Hay una historia muy bonita -y probablemente apócrifa- de la manera como Alejandro Magno designó al rey de la ciudad de Sidón (O Tiro o Pafos, según la versión), Abdalónimo. En el año 332 AC, el general macedonio había conquistado buena parte del territorio occidental del Imperio Persa, incluidas las ciudades fenicias de la costa mediterránea del Levante. En Sidón, luego de deponer a un rey vasallo de los persas, Alejandro encargó a su general y amigo, Hefestión, buscar alguien para sucederlo.

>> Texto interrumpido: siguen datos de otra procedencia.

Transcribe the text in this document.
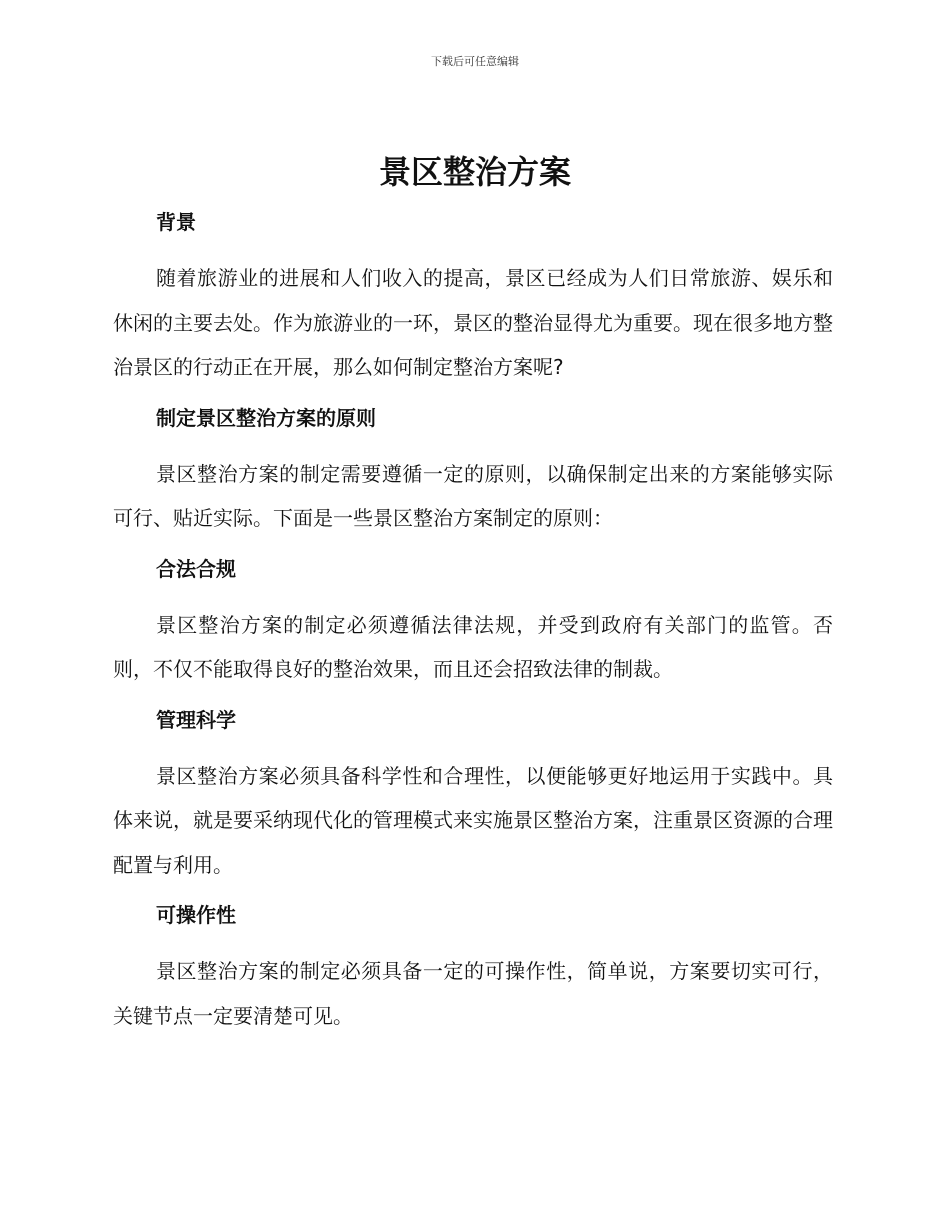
下载后可任意编辑
景区整治方案
背景

随着旅游业的进展和人们收入的提高，景区已经成为人们日常旅游、娱乐和休闲的主要去处。作为旅游业的一环，景区的整治显得尤为重要。现在很多地方整治景区的行动正在开展，那么如何制定整治方案呢?

制定景区整治方案的原则

景区整治方案的制定需要遵循一定的原则，以确保制定出来的方案能够实际可行、贴近实际。下面是一些景区整治方案制定的原则：

合法合规

景区整治方案的制定必须遵循法律法规，并受到政府有关部门的监管。否则，不仅不能取得良好的整治效果，而且还会招致法律的制裁。

管理科学

景区整治方案必须具备科学性和合理性，以便能够更好地运用于实践中。具体来说，就是要采纳现代化的管理模式来实施景区整治方案，注重景区资源的合理配置与利用。

可操作性

景区整治方案的制定必须具备一定的可操作性，简单说，方案要切实可行，关键节点一定要清楚可见。
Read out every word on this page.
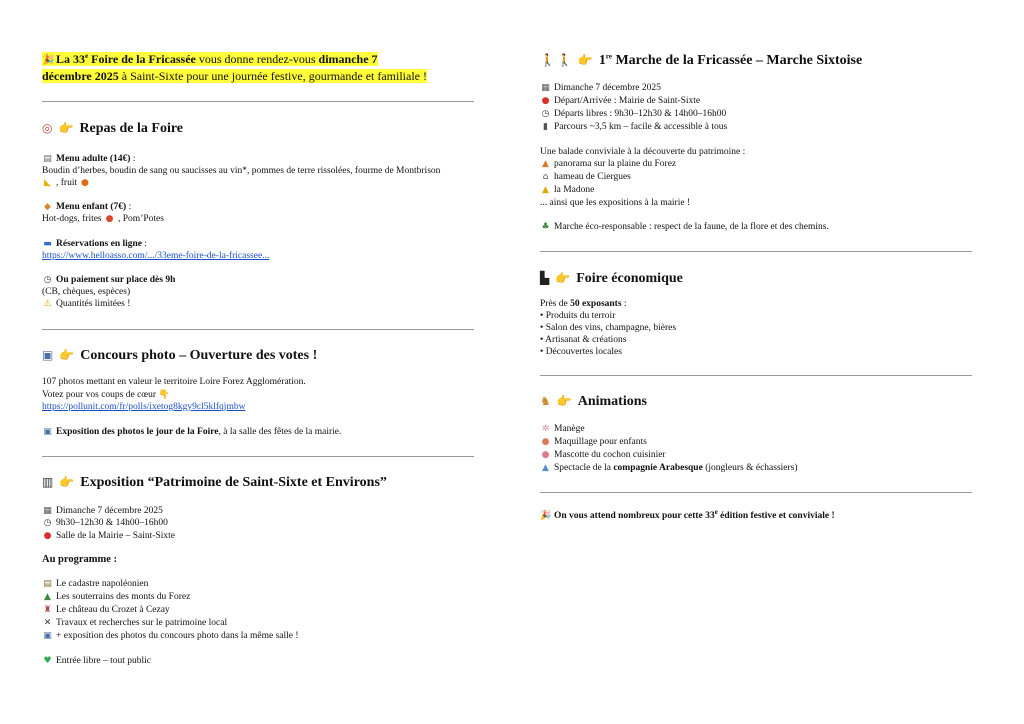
🎉 La 33e Foire de la Fricassée vous donne rendez-vous dimanche 7
décembre 2025 à Saint-Sixte pour une journée festive, gourmande et familiale !
◎ 👉 Repas de la Foire
▤ Menu adulte (14€) :
Boudin d’herbes, boudin de sang ou saucisses au vin*, pommes de terre rissolées, fourme de Montbrison
◣ , fruit ●
◆ Menu enfant (7€) :
Hot-dogs, frites ● , Pom’Potes
▬ Réservations en ligne :
https://www.helloasso.com/.../33eme-foire-de-la-fricassee...
◷ Ou paiement sur place dès 9h
(CB, chèques, espèces)
⚠ Quantités limitées !
▣ 👉 Concours photo – Ouverture des votes !
107 photos mettant en valeur le territoire Loire Forez Agglomération.
Votez pour vos coups de cœur 👇
https://pollunit.com/fr/polls/ixetog8kgy9cl5klfqjmbw
▣ Exposition des photos le jour de la Foire, à la salle des fêtes de la mairie.
▥ 👉 Exposition “Patrimoine de Saint-Sixte et Environs”
▦ Dimanche 7 décembre 2025
◷ 9h30–12h30 & 14h00–16h00
● Salle de la Mairie – Saint-Sixte
Au programme :
▤ Le cadastre napoléonien
▲ Les souterrains des monts du Forez
♜ Le château du Crozet à Cezay
✕ Travaux et recherches sur le patrimoine local
▣ + exposition des photos du concours photo dans la même salle !
♥ Entrée libre – tout public
🚶 🚶 👉 1re Marche de la Fricassée – Marche Sixtoise
▦ Dimanche 7 décembre 2025
● Départ/Arrivée : Mairie de Saint-Sixte
◷ Départs libres : 9h30–12h30 & 14h00–16h00
▮ Parcours ~3,5 km – facile & accessible à tous
Une balade conviviale à la découverte du patrimoine :
▲ panorama sur la plaine du Forez
⌂ hameau de Ciergues
▲ la Madone
... ainsi que les expositions à la mairie !
♣ Marche éco-responsable : respect de la faune, de la flore et des chemins.
▙ 👉 Foire économique
Près de 50 exposants :
• Produits du terroir
• Salon des vins, champagne, bières
• Artisanat & créations
• Découvertes locales
♞ 👉 Animations
✲ Manège
● Maquillage pour enfants
● Mascotte du cochon cuisinier
▲ Spectacle de la compagnie Arabesque (jongleurs & échassiers)
🎉 On vous attend nombreux pour cette 33e édition festive et conviviale !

La búsqueda no fue muy exitosa hasta que un aristócrata caído en desgracia, llevado por la quiebra a trabajar como jardinero, apareció en escena. Según la historia (de nuevo, adornada como mínimo, probablemente inventada, pero no por eso menos bonita), en uno de los paseos por la ciudad de Hefestión, se encontró con una casa con un frondoso jardín muy bien cuidado y un jardinero trabajando en él. Hefestión le preguntó por el dueño del hogar, el jardinero le respondió que su amo no estaba en casa, había ido a la guerra meses atrás, y que él seguía trabajando su jardín para que lo encontrara en perfectas condiciones cuando regresara.

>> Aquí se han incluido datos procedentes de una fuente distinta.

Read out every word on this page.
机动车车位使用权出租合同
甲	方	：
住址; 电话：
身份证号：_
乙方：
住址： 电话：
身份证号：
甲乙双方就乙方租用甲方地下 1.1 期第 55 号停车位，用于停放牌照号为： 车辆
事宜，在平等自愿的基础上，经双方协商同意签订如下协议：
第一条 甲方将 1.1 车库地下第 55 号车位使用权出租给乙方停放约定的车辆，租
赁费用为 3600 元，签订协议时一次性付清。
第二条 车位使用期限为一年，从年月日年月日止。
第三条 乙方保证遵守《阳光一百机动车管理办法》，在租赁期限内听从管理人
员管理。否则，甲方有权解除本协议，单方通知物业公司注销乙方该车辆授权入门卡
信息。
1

Hefestión cuestionó al jardinero, su ascendencia aristocrática le permitía convertirse en rey y luego de una entrevista con Alejandro Magno, el general macedonio designó a Abdalónimo como rey de Sidón. El rey jardinero. Aunque pueda ser lugar común, hay algo de belleza y verdad en considerar a los gobernantes como jardineros. Hay mucho de cuidado, de atención, de disciplina, de paciencia y de trabajo sistemático en el buen gobierno. También, de la responsabilidad silenciosa y poco reconocible de quién trabaja sin considerar mucho las recompensas que puede o no recibir. De ahí el énfasis de la historia en que el jardinero trabajara sin saber si el dueño del jardín regresaría o no y cuándo lo haría.
El gobernante jardinero recibe, cuida y regresa en mejor estado el encargo de su jardín. Es un cliché, pero en ocasiones, qué bueno podría ser gobernado por un aburrido lugar común.